Умиление Пушкинского демона – о, да, да! Это чувство Лермонтов хорошо знал в себе, оттого он мог плакать облегчающими слезами, читая Пушкинского «Ангела». Но вместе с тем он знал, что его демон – не может остановиться на умилении, что сияние совершенства, блеснув пред ним и осветив ужас его собственной тьмы, неизбежно родит в нем страсть во что бы то ни стало слиться с этой светозарной стихией, отдаться ей, избыть тоску своего ущербного, тревожного, безрадостного существования. Так его «Демон» становится рассказом не о мгновенной только встрече, не об эстетическом умилении греха пред образом совершенства, но об активном усилии греховного начала преодолеть свою природу.
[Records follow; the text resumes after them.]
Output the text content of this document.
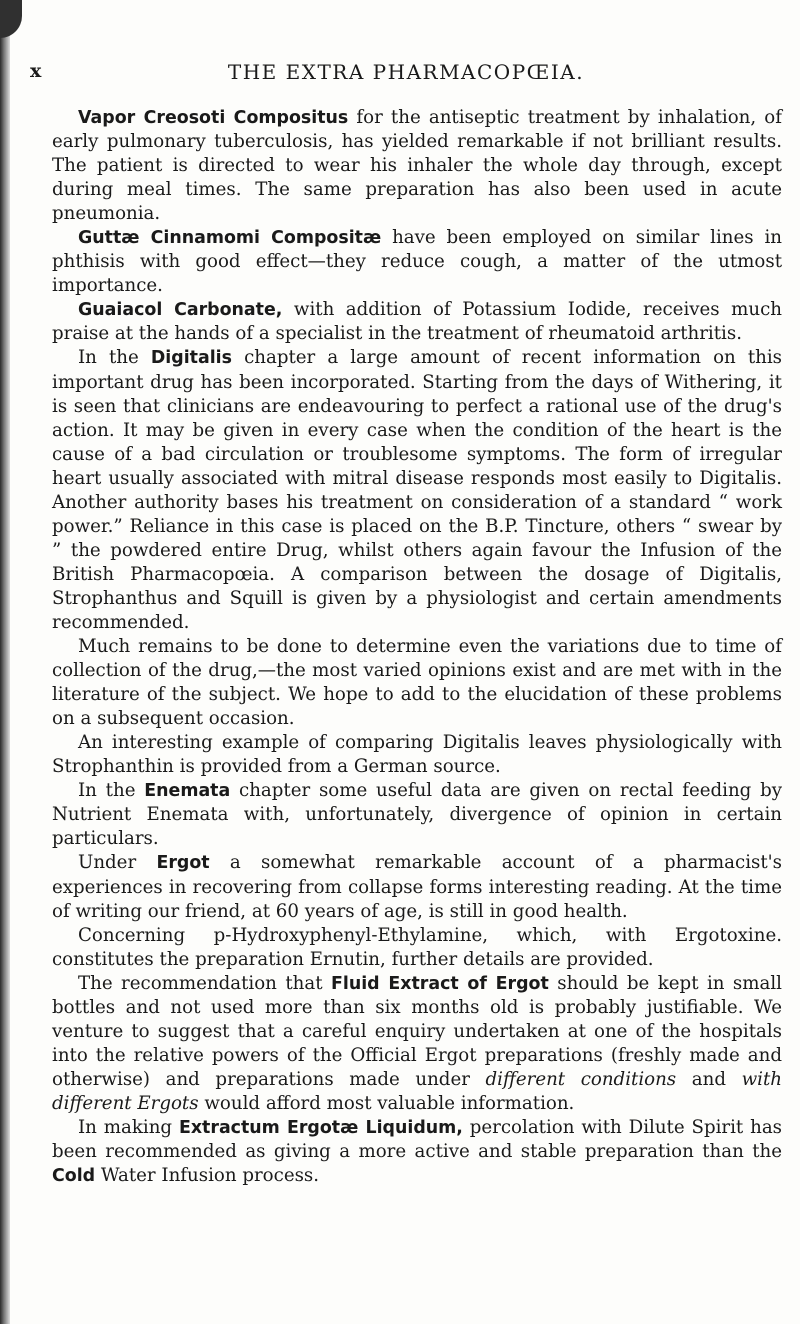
x	THE EXTRA PHARMACOPŒIA.

Vapor Creosoti Compositus for the antiseptic treatment by inhalation, of early pulmonary tuberculosis, has yielded remarkable if not brilliant results. The patient is directed to wear his inhaler the whole day through, except during meal times. The same preparation has also been used in acute pneumonia.

Guttæ Cinnamomi Compositæ have been employed on similar lines in phthisis with good effect—they reduce cough, a matter of the utmost importance.

Guaiacol Carbonate, with addition of Potassium Iodide, receives much praise at the hands of a specialist in the treatment of rheumatoid arthritis.

In the Digitalis chapter a large amount of recent information on this important drug has been incorporated. Starting from the days of Withering, it is seen that clinicians are endeavouring to perfect a rational use of the drug's action. It may be given in every case when the condition of the heart is the cause of a bad circulation or troublesome symptoms. The form of irregular heart usually associated with mitral disease responds most easily to Digitalis. Another authority bases his treatment on consideration of a standard “ work power.” Reliance in this case is placed on the B.P. Tincture, others “ swear by ” the powdered entire Drug, whilst others again favour the Infusion of the British Pharmacopœia. A comparison between the dosage of Digitalis, Strophanthus and Squill is given by a physiologist and certain amendments recommended.

Much remains to be done to determine even the variations due to time of collection of the drug,—the most varied opinions exist and are met with in the literature of the subject. We hope to add to the elucidation of these problems on a subsequent occasion.

An interesting example of comparing Digitalis leaves physiologically with Strophanthin is provided from a German source.

In the Enemata chapter some useful data are given on rectal feeding by Nutrient Enemata with, unfortunately, divergence of opinion in certain particulars.

Under Ergot a somewhat remarkable account of a pharmacist's experiences in recovering from collapse forms interesting reading. At the time of writing our friend, at 60 years of age, is still in good health.

Concerning p-Hydroxyphenyl-Ethylamine, which, with Ergotoxine. constitutes the preparation Ernutin, further details are provided.

The recommendation that Fluid Extract of Ergot should be kept in small bottles and not used more than six months old is probably justifiable. We venture to suggest that a careful enquiry undertaken at one of the hospitals into the relative powers of the Official Ergot preparations (freshly made and otherwise) and preparations made under different conditions and with different Ergots would afford most valuable information.

In making Extractum Ergotæ Liquidum, percolation with Dilute Spirit has been recommended as giving a more active and stable preparation than the Cold Water Infusion process.
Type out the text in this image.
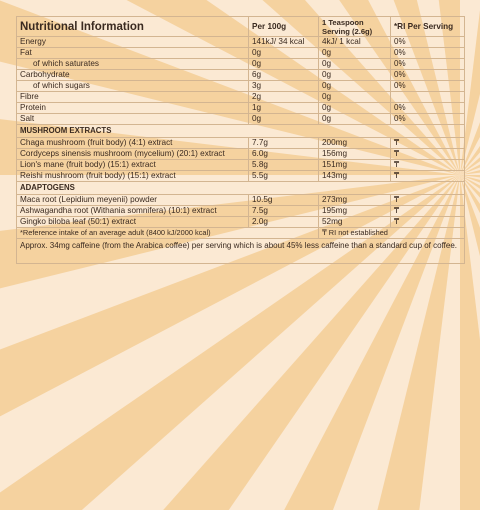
Nutritional Information	Per 100g	1 Teaspoon Serving (2.6g)	*RI Per Serving
Energy	141kJ/ 34 kcal	4kJ/ 1 kcal	0%
Fat	0g	0g	0%
of which saturates	0g	0g	0%
Carbohydrate	6g	0g	0%
of which sugars	3g	0g	0%
Fibre	2g	0g	
Protein	1g	0g	0%
Salt	0g	0g	0%
MUSHROOM EXTRACTS			
Chaga mushroom (fruit body) (4:1) extract	7.7g	200mg	₸
Cordyceps sinensis mushroom (mycelium) (20:1) extract	6.0g	156mg	₸
Lion's mane (fruit body) (15:1) extract	5.8g	151mg	₸
Reishi mushroom (fruit body) (15:1) extract	5.5g	143mg	₸
ADAPTOGENS			
Maca root (Lepidium meyenii) powder	10.5g	273mg	₸
Ashwagandha root (Withania somnifera) (10:1) extract	7.5g	195mg	₸
Gingko biloba leaf (50:1) extract	2.0g	52mg	₸
*Reference intake of an average adult (8400 kJ/2000 kcal)		₸ RI not established	
Approx. 34mg caffeine (from the Arabica coffee) per serving which is about 45% less caffeine than a standard cup of coffee.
Эта попытка заранее обречена на неудачу, – она и не удастся, – но в самой природе греха лежит его скорбное самосознание, а следовательно и непобедимая потребность искать себе исцеления, то есть жаждать, домогаться. Только совершенство пассивно (и, однако, несмотря на свою пассивность, могущественно), грех же неизбежно, в силу своего страдания, активен: этот намек Пушкина Лермонтов раскрыл и довел до конца.